My friend was late. To avoid looking like a complete loner at the coffee shop table, I did what we all would do: pulled out my phone. I scrolled through Facebook, refreshed Instagram, checked out Twitter, and played some Trivia Crack. I checked the time and my texts...then returned to Facebook and began the cycle again. When my friend showed up, our phones stayed on the table, occasionally lighting up, causing us to look down at them. During lulls in the conversation, we would address our notifications, quickly typing, laughing to our phones instead of actually laughing with each other.
Like, scroll, tweet, retweet, snap, play, repeat. We all do it. With social media literally in the palm of our hands, it's easy to want to be connected 24/7 out of the fear that if we don't refresh the page, we might miss something. Sure, we can check later, but by that time, we're already out of the loop.
We do it at restaurants, while we're in class, alone in our rooms, or out at a bar. We've obsessed over filters, rewritten Tweets until they're witty enough and picked profile pictures based on what will get the most 'Likes.' We know exactly what our friends are doing every day, not because they told us about it, but because we saw it on their Snapchat Story.
If someone asked us if we feel connected, our answer would be a resounding "yes." But how many times have we sat with someone without checking our phones?
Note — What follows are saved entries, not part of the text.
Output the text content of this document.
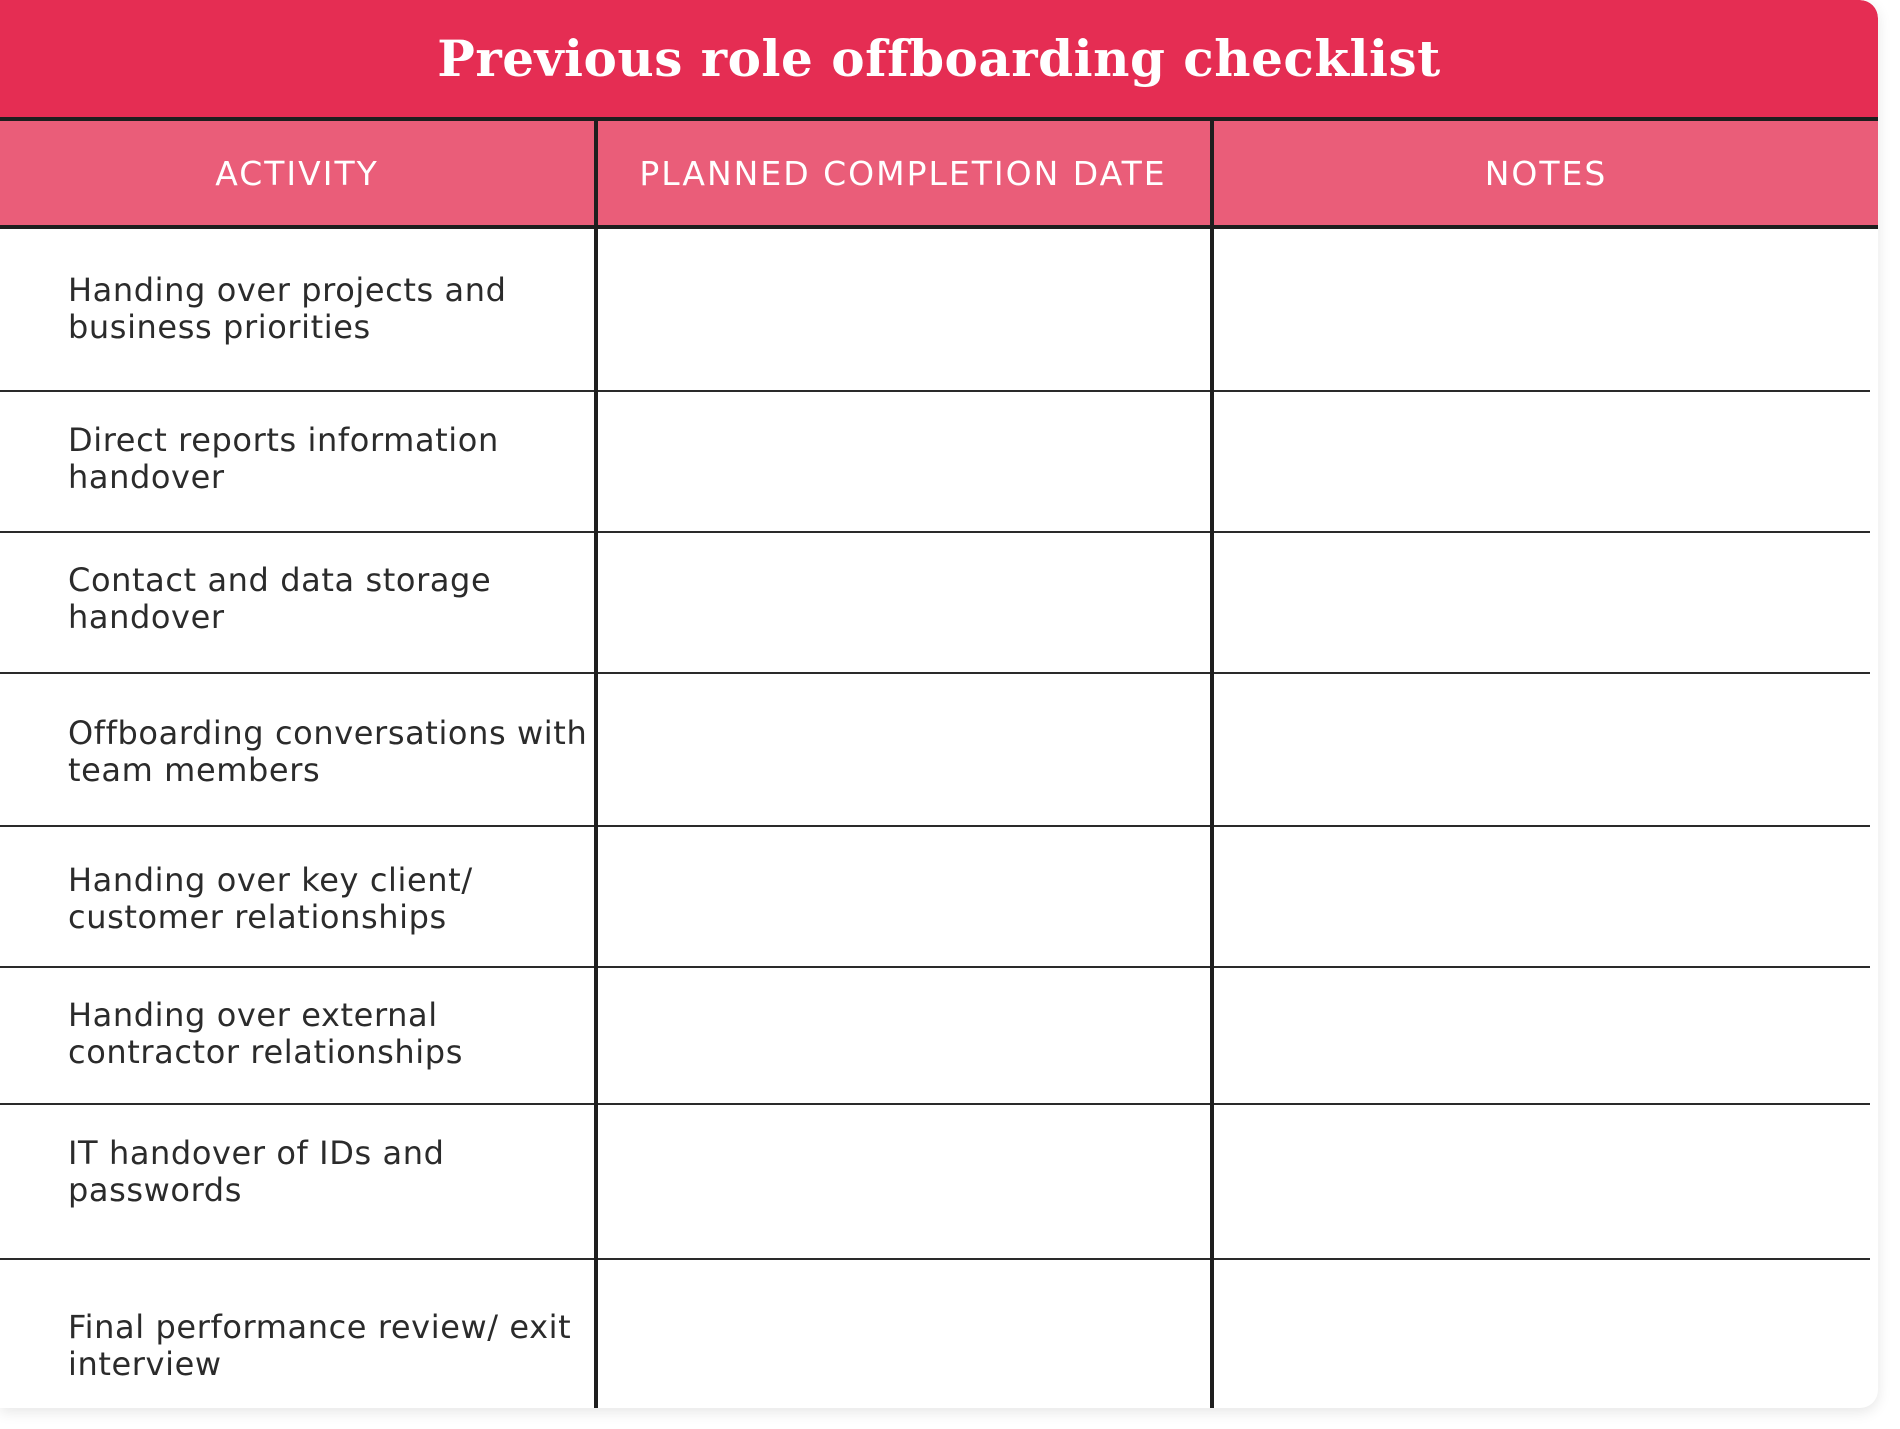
Previous role offboarding checklist
ACTIVITY	PLANNED COMPLETION DATE	NOTES
Handing over projects and business priorities
Direct reports information handover
Contact and data storage handover
Offboarding conversations with team members
Handing over key client/ customer relationships
Handing over external contractor relationships
IT handover of IDs and passwords
Final performance review/ exit interview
Taken a group picture and not instantly thought of how to filter it? Actually enjoyed being out on a Friday night without SnapChatting it to our entire address books? We might feel like we're deeply connected to all our Facebook friends, but in reality, we've mastered the art of being lonely.
We've gotten so good at isolating ourselves with social media that we don't even realize that we're lonely. We don't want to admit that if someone took away our phones, we would feel uncomfortable making small talk with a stranger or filling an awkward silence with a friend. We don't like thinking about sitting by ourselves and feeling disconnected. But at the same time, how much closer do you really feel to someone just because you saw their Instagram?
I'm not saying that we don't have true friendships with people we feel connected to. Rather, I'm saying that it's sad when four best friends get together after months of not seeing one another and somehow you all end up on your phones.
Clearly, social media is not going away any time soon, but it might be nice to stop counting our 'Likes' and start making memories without filters. Because at the end of the day, social media can't capture the spontaneous laughter, the butterflies in our stomachs, or the feeling of being truly connected... which is what we really want after all.